Franco, ennesima vittima del mare del Cilento

«Siamo sconvolti era uno di noi. Amava Casa del Conte, e insieme ad un gruppo di altre persone si occupava anche della salvaguardia della spiaggia di Baia Arena dove purtroppo ieri ha incontrato la morte. Un persona educata e perbene aveva un bel rapporto con la comunità locale, si occupava del bene e negli ultimi anni curava anche l’organizzazione di una festa di paese». E’ quanto dichiara Pierpaolo Piccirilli, sindaco di Montecorice, nel giorno della tragedia che ha strappato la vita a Franco Guidone, 53 anni, residente a Sarno. Era nato a Nocera e lavorava all’Inps ma già da aprile, appena il tempo e il lavoro glielo permettevano, scappava nel Cilento. Lui è l’ennesima vittima del mare del Cilento. Solo dieci giorni fa la tragedia ad Agropoli costata la vita a Biagio Manganelli appena 15enne, morto risucchiato dalla correnti mentre nuotava con il papà.
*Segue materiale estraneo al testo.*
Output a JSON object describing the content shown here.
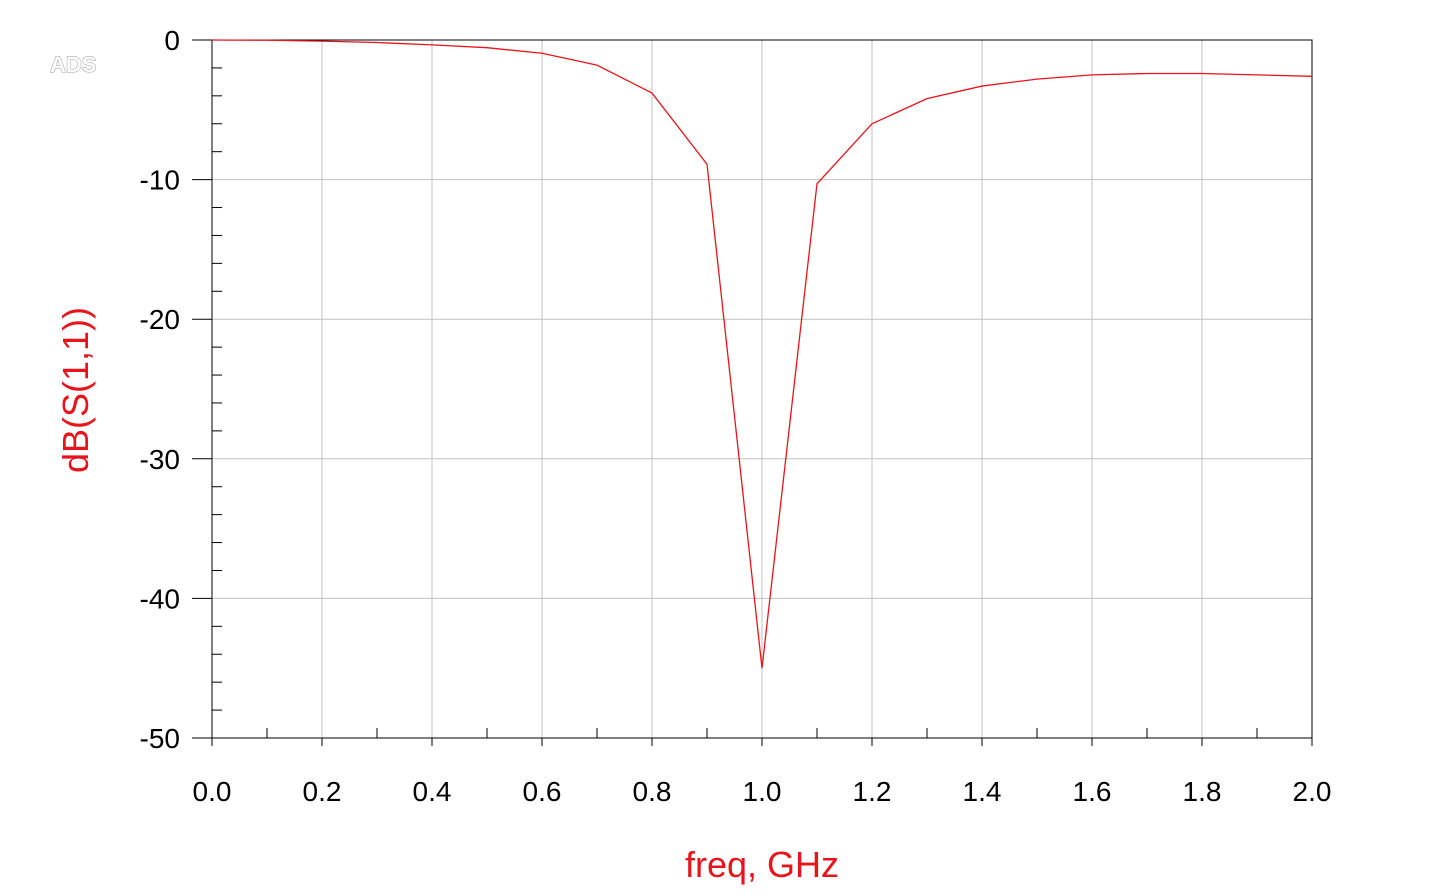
{
  "watermark": "ADS",
  "chart_data": {
    "type": "line",
    "xlabel": "freq, GHz",
    "ylabel": "dB(S(1,1))",
    "xlim": [
      0.0,
      2.0
    ],
    "ylim": [
      -50,
      0
    ],
    "x_ticks": [
      "0.0",
      "0.2",
      "0.4",
      "0.6",
      "0.8",
      "1.0",
      "1.2",
      "1.4",
      "1.6",
      "1.8",
      "2.0"
    ],
    "y_ticks": [
      "0",
      "-10",
      "-20",
      "-30",
      "-40",
      "-50"
    ],
    "grid": true,
    "series": [
      {
        "color": "#e8141c",
        "x": [
          0.0,
          0.1,
          0.2,
          0.3,
          0.4,
          0.5,
          0.6,
          0.7,
          0.8,
          0.9,
          1.0,
          1.1,
          1.2,
          1.3,
          1.4,
          1.5,
          1.6,
          1.7,
          1.8,
          1.9,
          2.0
        ],
        "y": [
          0.0,
          -0.02,
          -0.08,
          -0.18,
          -0.35,
          -0.55,
          -0.95,
          -1.8,
          -3.8,
          -8.9,
          -45.0,
          -10.3,
          -6.0,
          -4.2,
          -3.3,
          -2.8,
          -2.5,
          -2.4,
          -2.4,
          -2.5,
          -2.6
        ]
      }
    ]
  },
  "colors": {
    "axis_title": "#e8141c",
    "grid": "#c0c0c0",
    "axis": "#000000"
  }
}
Da Paestum a Sapri un lungo elenco di morti.

Franco era sposato ed era papà di due figli. La salma, subito dopo il recupero effettuato dalla guardia costiera, dai bagnini e dai sanitari del 118, è stata trasferita presso la sala mortuaria dell’ospedale San Luca di Vallo della Lucania. Dei fatti è stata informata anche la procura. Il medico legale ha effettuato l’esame esterno sul cadavere. Confermata la morte per annegamento. Una notizia che ha sconvolto l’intera comunità.